Hacker News new | ask | show | jobs
by mechagodzilla 821 days ago
They might generate improvements, but I’m not sure why people think those improvements would be unbounded. Think of it like improvements to jet engines or internal combustion engines - rapid improvements followed by decades of very tiny improvements. We’ve gone from 32-bit LLM weights down to 16, then 8, then 4 bit weights, and then a lot of messy diminishing returns below that. Moore’s is running on fumes for process improvements, so each new generation of chips that’s twice as fast manages to get there by nearly doubling the silicon area and nearly doubling the power consumption. There’s a lot of active research into pruning models down now, but mostly better models == bigger models, which is also hitting all kinds of practical limits. Really good engineering might get to the same endpoint a little faster than mediocre engineering, but they’ll both probably wind up at the same point eventually. A super smart LLM isn’t going to make sub-atomic transistors, or sub-bit weights, or eliminate power and cooling constraints, or eliminate any of the dozen other things that eventually limit you.
2 comments

Saying that AI hardware is near a dead end because Moore's law is running out of steam is silly. Even GPUs are very general purpose, we can make a lot of progress in the hardware space via extreme specialization, approximate computing and analog computing.
I'm mostly saying that unless a chip-designing AI model is an actual magical wizard, it's not going to have a lot of advantage over teams of even mediocre human engineers. All of the stuff you're talking about is Moore's Law limited after 1-2 generations of wacky architectural improvements.
Bro, Jensen Huang just unveiled a chip yesterday that goes 20 petaflops. Intel's latest raptorlake cpu goes 800 gigaflops. Can you really explain 25000x progress by the 2x larger die size?

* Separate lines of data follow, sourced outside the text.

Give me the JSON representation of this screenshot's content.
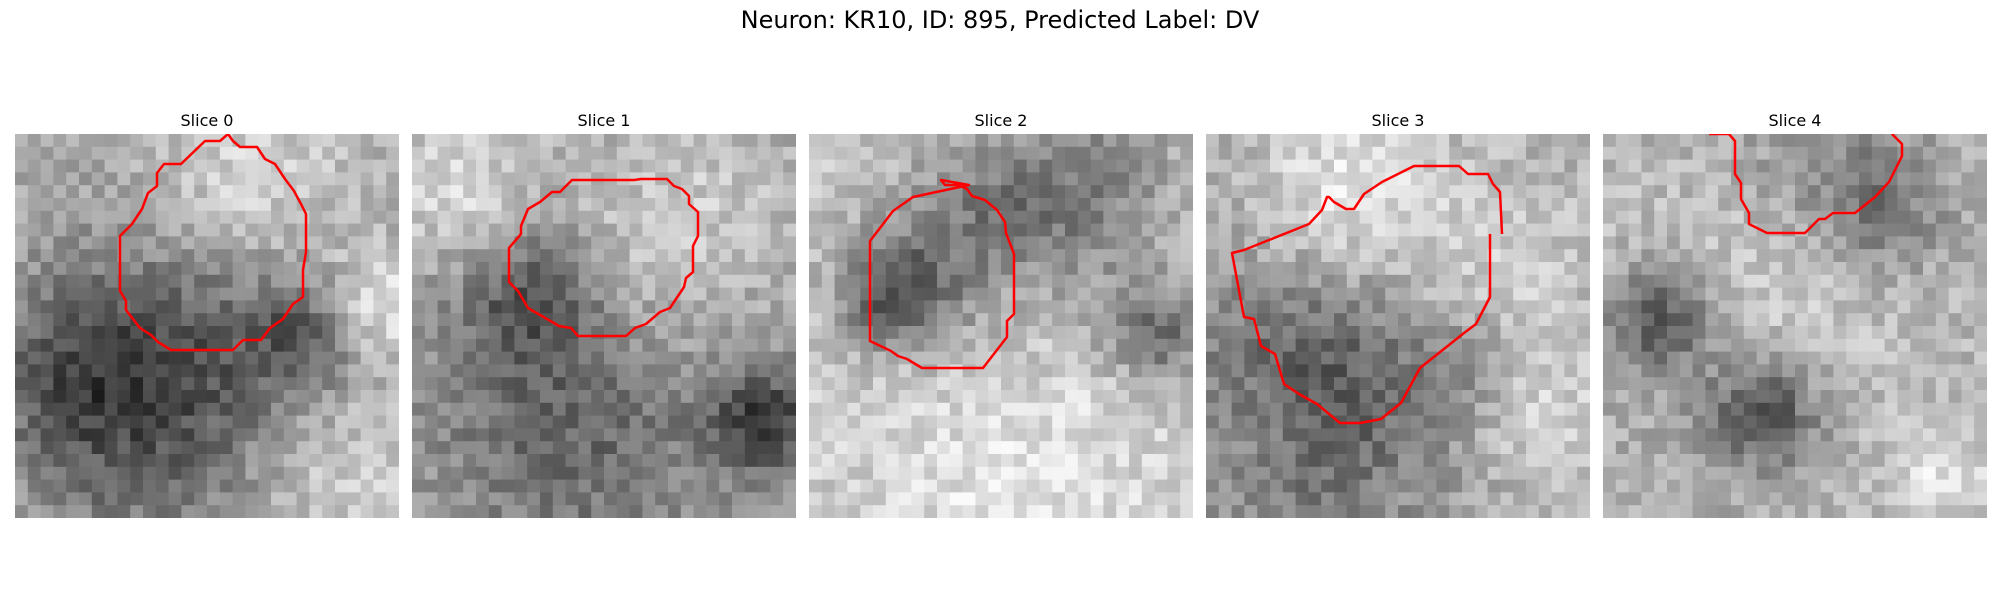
{
  "figure": {
    "suptitle": "Neuron: KR10, ID: 895, Predicted Label: DV",
    "contour_color": "#ff0000",
    "colormap": "gray"
  },
  "panels": [
    {
      "title": "Slice 0",
      "contour_closed": true
    },
    {
      "title": "Slice 1",
      "contour_closed": true
    },
    {
      "title": "Slice 2",
      "contour_closed": true
    },
    {
      "title": "Slice 3",
      "contour_closed": false
    },
    {
      "title": "Slice 4",
      "contour_closed": false
    }
  ]
}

I'm sure reactionary America wanted Moore's law to run out of steam but the Taiwanese betrayal made up for all the lost Moore's law progress and then some.
That speedup compared to Nvidia's previous generation came nearly entirely from: 1) a small process technology improvement from TSMC, 2) more silicon area, 3) more power consumption, and 4) moving to FP4 from FP8 (halving the precision). They aren't delivering the 'free lunch' between generations that we had for decades in terms of "the same operations faster and using less power." They're delivering increasingly exotic chips for increasingly crazy amounts of money.
Pro tip: If you want to know who is the king of AI chips, compare FLOPS (or TOPS) per chip area, not FLOPS/chip.

As long as the bottleneck is the fab capacity as wafers per hous, the number of operations per second per chip area determines who will produce more compute with best price. It's a good measure even between different technology nodes and superchips.

Nvidia is leader for a reason.

If manufacturing capacity increases to match the demand in the future, FLOPS or TOPS per Watt may become relevant, but now it's fab capacity.

Taiwanese betrayal? I’m not sure I understand the reference.
There's no reference. It's just a bad joke. What they did was actually very good.